Lässt sich nach den vorangehenden Maßgaben ein Marktpreis nicht ermitteln, sieht die PreisV den Selbstkostenpreis als Höchstpreis vor. Der Selbstkostenpreis muss auf den „angemessenen Kosten des Auftragnehmers“ beruhenUnverändert durch den Referentenentwurf bleibt dabei die Rangfolgeder möglichen Selbstkostenpreise. Vorrangig ist danach der Selbstkostenfestpreis (§ 6 Abs. 1 PreisV). Dazu sind die voraussichtlichen Kosten des Anbieters anhand bestimmter Maßgaben im Vorfeld zu kalkulieren. Für diese Kalkulation sind in den „Leitsätzen für die Preisermittlung auf Grund von Selbstkosten“ (LSP) als Anlage zur PreisV weitere Vorgaben dargelegt.

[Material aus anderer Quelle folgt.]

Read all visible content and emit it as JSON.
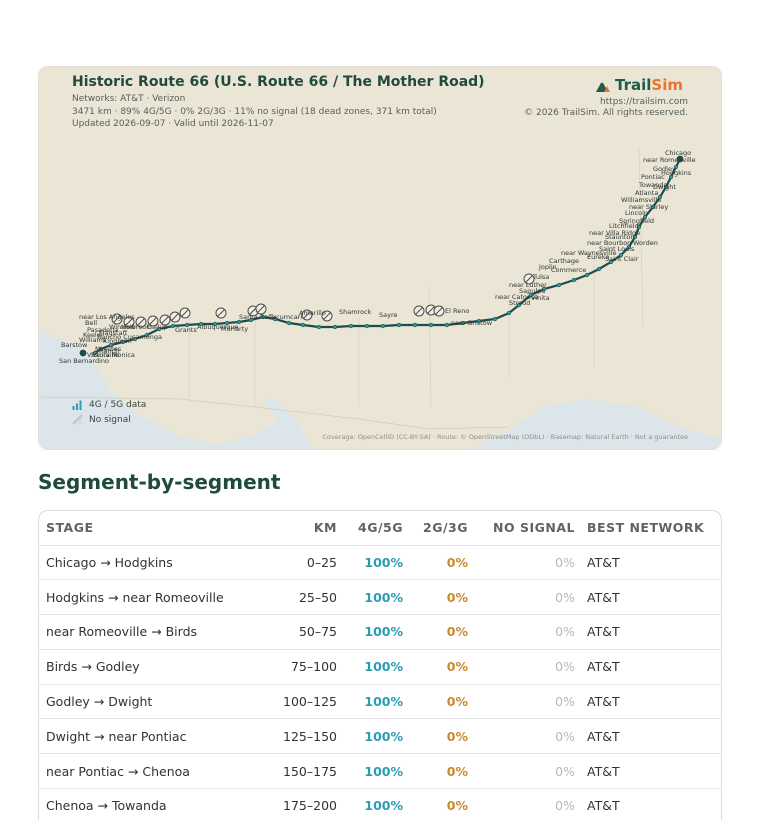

(Nur) wenn eine Kalkulation im Vorfeld wegen vorhandener Unwägbarkeiten nicht abschließend möglich ist, gilt der Selbstkostenrichtpreis. Ändern sich wesentliche Grundlagen der Kalkulation im Laufe der Umsetzung, ist danach der Preis entsprechend anzupassen. Erst wenn weder der Selbstkostenfestpreis noch der Selbstkostenrichtpreises in Betracht kommt, gilt der Selbstkostenerstattungspreis. Dieser sieht eine nachträgliche Offenlegung der Kosten des Anbieters vor, wobei ebenfalls nur „angemessene“ Kosten erstattet werden.

Nach § 9 Abs. 1 PreisV hat der Auftragnehmer den Preisüberwachungsbehörden das Zustandekommen des Preises auf Verlangen nachzuweisen. Eine entsprechende Überprüfung kann auf eigene Initiative der Behörde sowie auf Antrag des Auftraggebers oder des Auftragnehmers erfolgen. Die Regelungen der PreisV sind auch im Übrigen bindend. Ein Verstoß kann gemäß § 11 PreisV i.V.m. § 3 WiStG als eine Ordnungswidrigkeit geahndet werden. Im Einzelfall ist zudem eine (Haushalts-)Untreue nach § 266 StGB denkbar, wenn das öffentliche Preisrecht in bewusst vermögensschädigender Absicht missachtet wird.

Abschließend lässt sich feststellen, dass der Referentenentwurf u.a. eine Klarstellung hinsichtlich wesentlicher Begriffe der PreisV sowie des Verhältnisses des öffentlichen Preisrechts zum Vergaberecht beabsichtigt. Ob dies bereits durch die Ergänzung von Definitionen für die „Marktgängigkeit“ und die „Verkehrsüblichkeit“ gelungen ist, halten wir zumindest für zweifelhaft, da diese (knappen) Definitionen ihrerseits neue Fragen aufwerfen könnten. Die oben dargestellten Grundsätze gelten aber unabhängig von der tatsächlichen Umsetzung des Entwurfs bereits heute, da der Referentenentwurf auf der einschlägigen Rechtsprechung zur PreisV beruht. Insbesondere der Vereinbarung von Selbstkostenpreisen sollte daher in jedem Fall eine genaue Prüfung der Voraussetzungen und möglicher Alternativen vorangehen. Bestehen Anzeichen für einen nicht funktionierenden Markt hinsichtlich der zu beschaffenden Leistung, kann auch die zivilrechtliche Vereinbarung von Preisprüfungsrechten auf Basis der Vorschriften der PreisV sinnvoll sein.